第51回日本腎臓学会学術総会
2008年5月30日〜6月1日 福岡
CKD対策における脂質代謝異常管理の意義(オーバービュー)

- 木村健二郎氏(聖マリアンナ医科大学腎臓・高血圧内科、腎臓病センター)
慢性腎臓病(CKD)は、腎の構造的、機能的異常によるもので、その病態の特徴を要約すると、微量アルブミン尿/蛋白尿陽性、糸球体濾過量(GFR)推算値<60mL/min/1.73m2となる。CKDは末期腎不全(ESRD)のリスク因子であるばかりか、心血管疾患(CVD)発症にも関与するという点で非常に重要な疾患の1つである。そこで、CKDと脂質代謝がどのように関連するかについて概観する。

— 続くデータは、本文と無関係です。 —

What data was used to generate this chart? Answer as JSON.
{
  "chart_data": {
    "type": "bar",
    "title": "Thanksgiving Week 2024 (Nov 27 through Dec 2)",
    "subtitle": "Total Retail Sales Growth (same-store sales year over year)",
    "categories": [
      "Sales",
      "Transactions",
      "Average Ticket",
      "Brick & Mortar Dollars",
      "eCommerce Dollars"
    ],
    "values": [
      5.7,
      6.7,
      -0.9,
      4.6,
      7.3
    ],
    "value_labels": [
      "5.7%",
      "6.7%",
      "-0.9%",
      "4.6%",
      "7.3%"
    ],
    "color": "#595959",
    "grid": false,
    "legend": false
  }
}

従来の概念による慢性腎疾患には、IgA腎症、膜性腎症、間質性腎症などの狭義のCKDと呼んでよい病態が含まれる。これらは、病初期の微量アルブミン尿、蛋白尿を特徴とし、病態の進行に伴いGFRが低下してESRDに至る。さらにCKDの概念では、ESRDに加えてCVD発症のリスクも増加することになる。この背景には、GFR低下により血圧上昇、酸化ストレスや炎症の亢進が惹起され、動脈硬化が進展すること、CKDにより惹起されるCaとPの代謝異常、貧血による心機能低下によりCVDのリスクが増加するとこと、など機序が存在すると思われる。脂質代謝異常もまた、CVDの重要なリスク因子であることは周知のことである。

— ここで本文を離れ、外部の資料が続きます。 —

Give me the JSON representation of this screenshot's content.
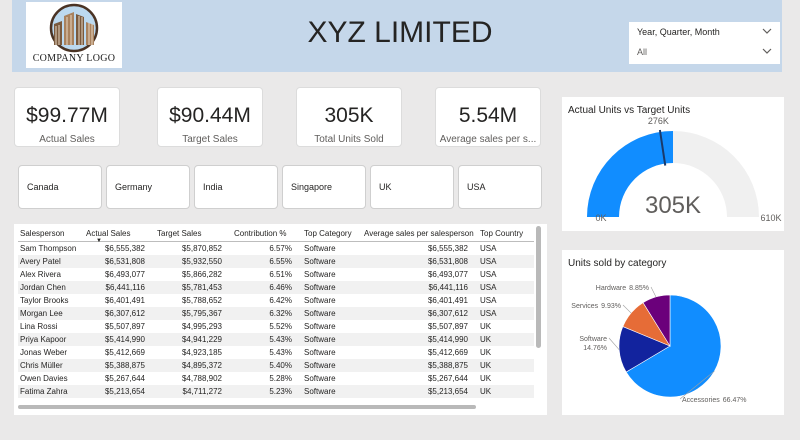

CKDにおける脂質代謝異常の位置づけを考察すると、腎疾患そのもの、すなわちCKDやGFR低下が脂質代謝異常のリスク因子となる可能性があり、一方では脂質代謝異常もまたlipid nephrotoxicityによって直接あるいは動脈硬化を介して間接的に腎機能を低下させ、CKD発症のリスクを上昇させる恐れがある。さらに、加齢、高血圧、喫煙、肥満、糖代謝異常はCKDと脂質代謝異常に共通するリスク因子である。
以上のように、脂質代謝異常はCKDの病態にとって重要な要素の1つである。今後のさらに研究を進めることより、これら2つの病態の関連性が解明され、治療エビデンスが構築されることを期待したい。